Delaying the license activation does not change the expiration date. It will expire 30 days from when it was issued, regardless of activation.
Only one NannyML Cloud instance can be active at a time using the trial license. When purchasing a license, you can opt to buy multiple licenses, enabling multiple instances.
After the deployment is finished, you can find the application URL on the Outputs tab of the CloudFormation stack. Two parameters are shown here:
ApplicationUrl: The URL for your NannyML Cloud instance. If you chose to set a domain name in the CloudFormation wizard, this will point towards your specified domain. Otherwise it will show a dynamically generated URL by AWS.
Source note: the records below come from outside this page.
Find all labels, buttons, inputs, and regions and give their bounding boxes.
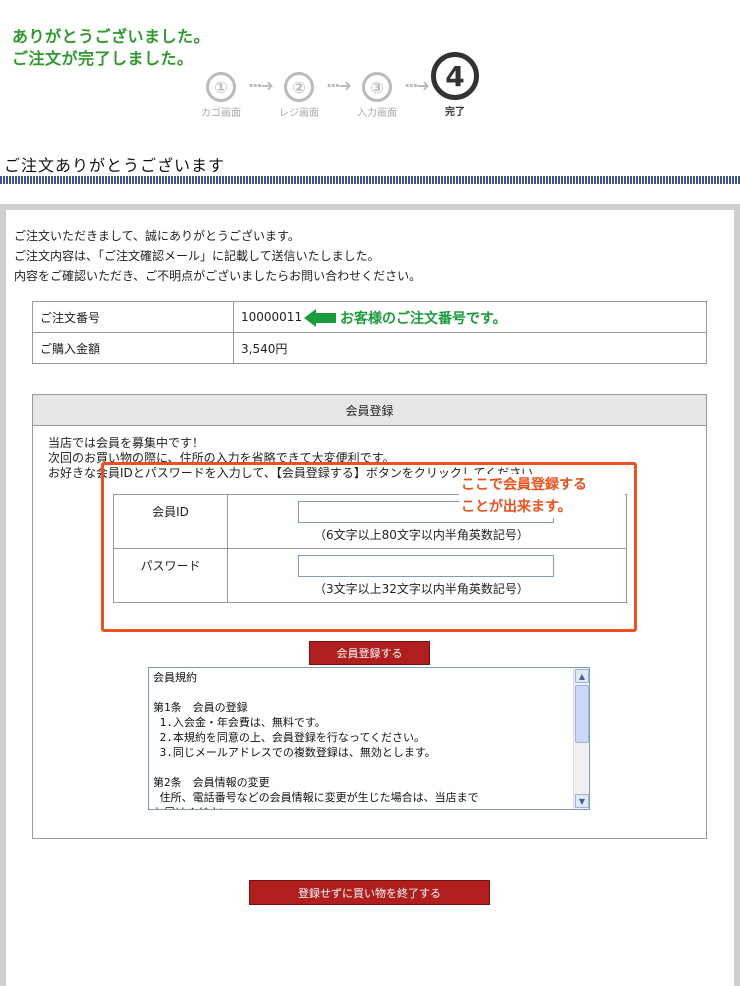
registration-callout: ここで会員登録する ことが出来ます。: [459, 474, 625, 518]
step-cart: ① カゴ画面: [196, 52, 246, 119]
step-register: ② レジ画面: [274, 52, 324, 119]
order-amount-value: 3,540円: [233, 332, 707, 364]
step-1-label: カゴ画面: [201, 108, 241, 119]
step-2-label: レジ画面: [279, 108, 319, 119]
terms-scrollbar[interactable]: ▲ ▼: [573, 668, 589, 809]
progress-steps: ① カゴ画面 ···➜ ② レジ画面 ···➜ ③ 入力画面 ···➜ 4 完了: [196, 52, 480, 119]
order-number-callout: お客様のご注文番号です。: [304, 308, 507, 328]
finish-shopping-button[interactable]: 登録せずに買い物を終了する: [249, 880, 490, 905]
order-amount-label: ご購入金額: [32, 332, 234, 364]
hero-line-2: ご注文が完了しました。: [12, 49, 194, 68]
member-desc-line-1: 当店では会員を募集中です！: [48, 436, 205, 450]
step-3-icon: ③: [362, 72, 392, 102]
thank-you-message: ご注文いただきまして、誠にありがとうございます。 ご注文内容は、「ご注文確認メー…: [14, 226, 421, 286]
step-arrow-icon: ···➜: [404, 76, 430, 95]
step-3-label: 入力画面: [357, 108, 397, 119]
order-number-callout-text: お客様のご注文番号です。: [340, 311, 507, 327]
step-input: ③ 入力画面: [352, 52, 402, 119]
scroll-thumb[interactable]: [575, 685, 589, 743]
step-4-icon: 4: [431, 52, 479, 100]
intro-line-1: ご注文いただきまして、誠にありがとうございます。: [14, 229, 300, 243]
hero-title: ありがとうございました。 ご注文が完了しました。: [12, 26, 210, 70]
step-arrow-icon: ···➜: [248, 76, 274, 95]
intro-line-2: ご注文内容は、「ご注文確認メール」に記載して送信いたしました。: [14, 249, 380, 263]
step-arrow-icon: ···➜: [326, 76, 352, 95]
hero-line-1: ありがとうございました。: [12, 27, 211, 46]
registration-callout-line-1: ここで会員登録する: [461, 477, 587, 493]
left-arrow-icon: [304, 309, 336, 327]
page-title: ご注文ありがとうございます: [4, 156, 226, 175]
table-row: ご購入金額 3,540円: [32, 332, 707, 364]
terms-text: 会員規約 第1条 会員の登録 1.入会金・年会費は、無料です。 2.本規約を同意…: [153, 671, 479, 809]
scroll-up-icon[interactable]: ▲: [575, 669, 589, 683]
step-1-icon: ①: [206, 72, 236, 102]
member-registration-heading: 会員登録: [33, 395, 706, 426]
title-divider: [0, 176, 740, 184]
order-number-label: ご注文番号: [32, 301, 234, 333]
member-terms-textarea[interactable]: 会員規約 第1条 会員の登録 1.入会金・年会費は、無料です。 2.本規約を同意…: [148, 667, 590, 810]
step-2-icon: ②: [284, 72, 314, 102]
register-member-button[interactable]: 会員登録する: [309, 641, 430, 665]
scroll-down-icon[interactable]: ▼: [575, 794, 589, 808]
step-4-label: 完了: [445, 107, 465, 118]
step-complete: 4 完了: [430, 52, 480, 118]
registration-callout-line-2: ことが出来ます。: [461, 499, 572, 515]
intro-line-3: 内容をご確認いただき、ご不明点がございましたらお問い合わせください。: [14, 269, 422, 283]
LoadBalancerDNS: The address for the AWS Elastic Load Balancer (ELB). If you opted to set a domain name in the CloudFormation wizard, you should now set up a CNAME DNS record to redirect your domain to the ELB URL.
Access your NannyML Cloud instance by navigating to the specified ApplicationUrl. You should see a welcome screen for the wizard that will help you set up the application.
If you encounter a licensing error when using the trial make sure you've accepted the trial license for your account.